Lectures vs Student Presentations

My “eCommerce & eGovernment” course is drawing to a close and the time comes for a moment of reflection on the way in which the course was handled. This time in order to engage the students in the subjects I decided to let them take more space in the course. Instead of having my (I know it’s politically incorrect to speak of my students) students sitting passively through my lecturing I wanted to activate them.

In order to do this they had three larger pieces of work to present and a written examination at the end. The first presentation required them to pick a government agency and assess the website from different perspectives such as clarity, openness, human computer interaction, technology used and services offered. The second project focused on the digital divide and the students had now to pick another government agency website and evaluate if from different digital divide perspectives such as age, computer literacy, language skills, physical handicaps and more.  The third presentation required that the students presented a chapter each from the book. The point here was that the students both understand and communicate the content and add external thoughts (both their own and those of others).

Letting the students become more active requires a different approach from me. I need to support them and to critique what they do. At the same time it is difficult (and unfair) to critique people when they are maybe presenting material to a group for maybe the first time.

The results were predictable. Some students seemed to enjoy presenting, they had good presentations and a relaxed attitude towards the situation. While others were very uncomfortable with whole process and the task of standing up to speak in front of others.

While sitting and listening to all these presentations I was forced to think about the point of this system. While I really believe that the students profit from a more detailed reading of the material which a presentation requires I was unsure as to what the learning effects have been. This naturally leads to the whole question of what the point is of any teaching situation. In particular what is the point of the lecture.

Most of us are hard pressed to remember anything specific that a lecturer has said. We remember an astonishingly small amount of what we hear. At the same time memories tend to revolve around the performance rather than the content. A good lecture contains a lot of showmanship. But then what is the point of requiring this from the students? Does the course really deal with showmanship?

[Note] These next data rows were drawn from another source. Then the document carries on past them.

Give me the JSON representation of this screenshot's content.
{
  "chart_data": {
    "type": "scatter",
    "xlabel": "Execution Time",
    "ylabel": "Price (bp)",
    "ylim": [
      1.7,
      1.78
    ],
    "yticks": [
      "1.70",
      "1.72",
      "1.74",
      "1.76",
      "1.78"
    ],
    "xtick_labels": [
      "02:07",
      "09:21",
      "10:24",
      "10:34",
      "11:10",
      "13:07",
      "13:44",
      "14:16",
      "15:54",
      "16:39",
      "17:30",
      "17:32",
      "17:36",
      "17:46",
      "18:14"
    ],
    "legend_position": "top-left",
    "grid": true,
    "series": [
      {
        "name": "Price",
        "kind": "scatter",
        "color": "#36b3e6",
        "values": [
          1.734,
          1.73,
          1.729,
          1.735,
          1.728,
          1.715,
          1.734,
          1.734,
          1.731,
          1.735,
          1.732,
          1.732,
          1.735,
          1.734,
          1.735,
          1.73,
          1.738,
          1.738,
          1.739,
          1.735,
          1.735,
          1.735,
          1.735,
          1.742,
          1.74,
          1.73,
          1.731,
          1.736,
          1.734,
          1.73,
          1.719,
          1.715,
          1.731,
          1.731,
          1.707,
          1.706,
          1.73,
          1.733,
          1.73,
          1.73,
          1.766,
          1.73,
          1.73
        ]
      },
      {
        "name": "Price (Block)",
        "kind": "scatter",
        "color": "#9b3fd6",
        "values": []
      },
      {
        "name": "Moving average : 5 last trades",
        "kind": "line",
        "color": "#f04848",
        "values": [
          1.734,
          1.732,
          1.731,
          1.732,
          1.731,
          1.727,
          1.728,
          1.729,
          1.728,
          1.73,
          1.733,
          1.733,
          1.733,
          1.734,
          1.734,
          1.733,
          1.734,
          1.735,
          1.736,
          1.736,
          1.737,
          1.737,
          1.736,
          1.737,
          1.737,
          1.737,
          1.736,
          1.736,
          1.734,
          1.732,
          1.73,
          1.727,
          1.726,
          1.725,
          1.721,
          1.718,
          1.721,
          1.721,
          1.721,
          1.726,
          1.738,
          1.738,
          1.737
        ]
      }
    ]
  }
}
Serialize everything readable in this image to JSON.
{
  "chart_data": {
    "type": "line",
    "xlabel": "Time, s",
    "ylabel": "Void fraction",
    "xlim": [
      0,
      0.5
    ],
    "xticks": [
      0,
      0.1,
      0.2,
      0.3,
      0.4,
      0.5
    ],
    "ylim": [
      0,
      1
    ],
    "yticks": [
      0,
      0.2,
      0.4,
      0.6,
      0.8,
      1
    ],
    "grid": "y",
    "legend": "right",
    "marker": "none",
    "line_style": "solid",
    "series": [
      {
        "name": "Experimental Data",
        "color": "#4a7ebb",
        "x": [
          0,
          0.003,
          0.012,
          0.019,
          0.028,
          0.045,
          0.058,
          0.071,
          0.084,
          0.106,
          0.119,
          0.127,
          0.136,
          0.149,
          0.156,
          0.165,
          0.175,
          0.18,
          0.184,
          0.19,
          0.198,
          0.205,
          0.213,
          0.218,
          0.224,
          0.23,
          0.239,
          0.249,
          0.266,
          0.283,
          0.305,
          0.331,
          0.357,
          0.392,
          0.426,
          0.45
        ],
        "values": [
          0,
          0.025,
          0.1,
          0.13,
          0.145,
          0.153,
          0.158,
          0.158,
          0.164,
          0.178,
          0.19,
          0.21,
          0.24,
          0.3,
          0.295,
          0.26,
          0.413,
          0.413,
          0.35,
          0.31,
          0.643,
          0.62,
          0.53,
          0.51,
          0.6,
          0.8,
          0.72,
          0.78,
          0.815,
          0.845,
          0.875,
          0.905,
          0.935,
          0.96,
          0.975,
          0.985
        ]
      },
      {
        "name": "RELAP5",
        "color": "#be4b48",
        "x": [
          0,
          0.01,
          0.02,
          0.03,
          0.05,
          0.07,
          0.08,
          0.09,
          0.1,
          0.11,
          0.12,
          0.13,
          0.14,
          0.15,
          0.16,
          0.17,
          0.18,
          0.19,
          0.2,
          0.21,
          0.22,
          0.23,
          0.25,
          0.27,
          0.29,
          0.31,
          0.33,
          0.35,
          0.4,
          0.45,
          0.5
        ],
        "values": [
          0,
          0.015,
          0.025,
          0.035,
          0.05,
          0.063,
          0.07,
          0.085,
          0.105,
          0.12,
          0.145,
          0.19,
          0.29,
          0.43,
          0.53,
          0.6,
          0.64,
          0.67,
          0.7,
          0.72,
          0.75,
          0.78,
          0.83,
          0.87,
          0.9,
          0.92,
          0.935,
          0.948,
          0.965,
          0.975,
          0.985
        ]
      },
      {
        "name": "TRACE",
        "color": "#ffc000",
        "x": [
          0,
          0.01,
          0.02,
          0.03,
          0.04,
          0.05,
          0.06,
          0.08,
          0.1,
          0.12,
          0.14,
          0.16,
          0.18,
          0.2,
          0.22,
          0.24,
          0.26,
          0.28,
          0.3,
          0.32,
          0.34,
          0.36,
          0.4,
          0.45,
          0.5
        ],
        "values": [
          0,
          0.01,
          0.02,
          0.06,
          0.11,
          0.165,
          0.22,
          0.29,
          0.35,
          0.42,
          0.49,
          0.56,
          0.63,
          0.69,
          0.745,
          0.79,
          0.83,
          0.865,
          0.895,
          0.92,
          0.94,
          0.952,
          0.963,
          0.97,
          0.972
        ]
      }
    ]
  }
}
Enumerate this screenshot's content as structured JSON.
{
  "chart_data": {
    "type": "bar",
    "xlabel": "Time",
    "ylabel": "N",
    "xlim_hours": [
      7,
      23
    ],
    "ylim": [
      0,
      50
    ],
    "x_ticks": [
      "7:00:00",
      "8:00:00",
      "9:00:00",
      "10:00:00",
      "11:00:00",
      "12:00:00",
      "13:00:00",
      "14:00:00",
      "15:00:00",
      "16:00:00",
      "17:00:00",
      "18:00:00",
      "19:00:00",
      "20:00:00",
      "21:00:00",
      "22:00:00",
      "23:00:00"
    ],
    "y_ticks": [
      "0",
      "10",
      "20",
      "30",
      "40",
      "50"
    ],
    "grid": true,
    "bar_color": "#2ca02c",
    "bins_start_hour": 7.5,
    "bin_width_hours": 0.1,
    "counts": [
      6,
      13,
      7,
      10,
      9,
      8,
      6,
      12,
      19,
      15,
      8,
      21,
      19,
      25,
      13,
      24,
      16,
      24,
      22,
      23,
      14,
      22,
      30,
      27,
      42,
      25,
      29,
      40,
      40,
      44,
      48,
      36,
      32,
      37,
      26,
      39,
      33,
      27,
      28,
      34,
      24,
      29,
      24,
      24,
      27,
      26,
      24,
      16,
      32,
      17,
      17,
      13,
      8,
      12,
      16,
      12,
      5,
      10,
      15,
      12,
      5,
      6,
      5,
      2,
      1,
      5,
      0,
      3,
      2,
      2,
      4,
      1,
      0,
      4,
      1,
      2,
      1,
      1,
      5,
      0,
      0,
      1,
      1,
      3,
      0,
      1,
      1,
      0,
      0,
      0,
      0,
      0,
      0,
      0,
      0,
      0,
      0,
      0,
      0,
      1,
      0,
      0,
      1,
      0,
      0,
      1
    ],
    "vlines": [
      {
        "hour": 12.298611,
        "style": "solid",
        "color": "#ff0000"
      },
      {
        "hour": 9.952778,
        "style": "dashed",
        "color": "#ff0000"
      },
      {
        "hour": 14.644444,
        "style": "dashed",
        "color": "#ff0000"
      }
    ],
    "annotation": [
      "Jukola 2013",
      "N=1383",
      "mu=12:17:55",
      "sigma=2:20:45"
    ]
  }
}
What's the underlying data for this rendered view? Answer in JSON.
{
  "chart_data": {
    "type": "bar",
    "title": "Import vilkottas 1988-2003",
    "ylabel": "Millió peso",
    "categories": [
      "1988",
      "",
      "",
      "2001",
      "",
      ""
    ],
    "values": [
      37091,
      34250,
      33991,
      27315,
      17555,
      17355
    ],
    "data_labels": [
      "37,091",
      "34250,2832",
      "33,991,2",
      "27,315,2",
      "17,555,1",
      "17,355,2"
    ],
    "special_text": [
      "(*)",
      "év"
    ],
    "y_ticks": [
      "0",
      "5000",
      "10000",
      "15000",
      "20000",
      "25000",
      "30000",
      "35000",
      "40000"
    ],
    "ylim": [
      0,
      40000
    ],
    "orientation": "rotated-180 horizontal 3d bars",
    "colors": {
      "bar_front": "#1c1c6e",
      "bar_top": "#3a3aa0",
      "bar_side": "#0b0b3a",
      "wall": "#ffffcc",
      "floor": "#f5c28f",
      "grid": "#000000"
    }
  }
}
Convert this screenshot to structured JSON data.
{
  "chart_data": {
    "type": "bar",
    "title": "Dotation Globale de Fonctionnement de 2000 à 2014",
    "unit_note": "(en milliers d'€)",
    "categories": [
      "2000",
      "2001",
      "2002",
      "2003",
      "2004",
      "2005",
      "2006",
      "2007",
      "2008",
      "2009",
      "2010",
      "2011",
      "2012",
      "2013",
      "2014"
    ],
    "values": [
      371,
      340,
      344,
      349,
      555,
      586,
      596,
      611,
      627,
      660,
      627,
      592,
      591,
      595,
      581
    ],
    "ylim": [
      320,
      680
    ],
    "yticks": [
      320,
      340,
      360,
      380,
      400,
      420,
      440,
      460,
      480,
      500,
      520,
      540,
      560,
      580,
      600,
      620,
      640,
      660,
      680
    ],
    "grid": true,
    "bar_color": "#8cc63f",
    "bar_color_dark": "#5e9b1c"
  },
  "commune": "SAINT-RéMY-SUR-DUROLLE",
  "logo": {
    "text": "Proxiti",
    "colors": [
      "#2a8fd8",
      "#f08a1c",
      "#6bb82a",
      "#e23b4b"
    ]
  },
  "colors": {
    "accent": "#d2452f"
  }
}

Of course not. None of the credits are awarded on the ability to perform live. I still believe that this system actually does promote a better level of student participation and understanding among the students but it is difficult to think of this when some particularly nervous students are attempting to survive their time at the head of the class. The learning part entailed in preparing the lecture is effective and important. But there must be a better way of relieving the anxiety of the students who dislike standing center stage?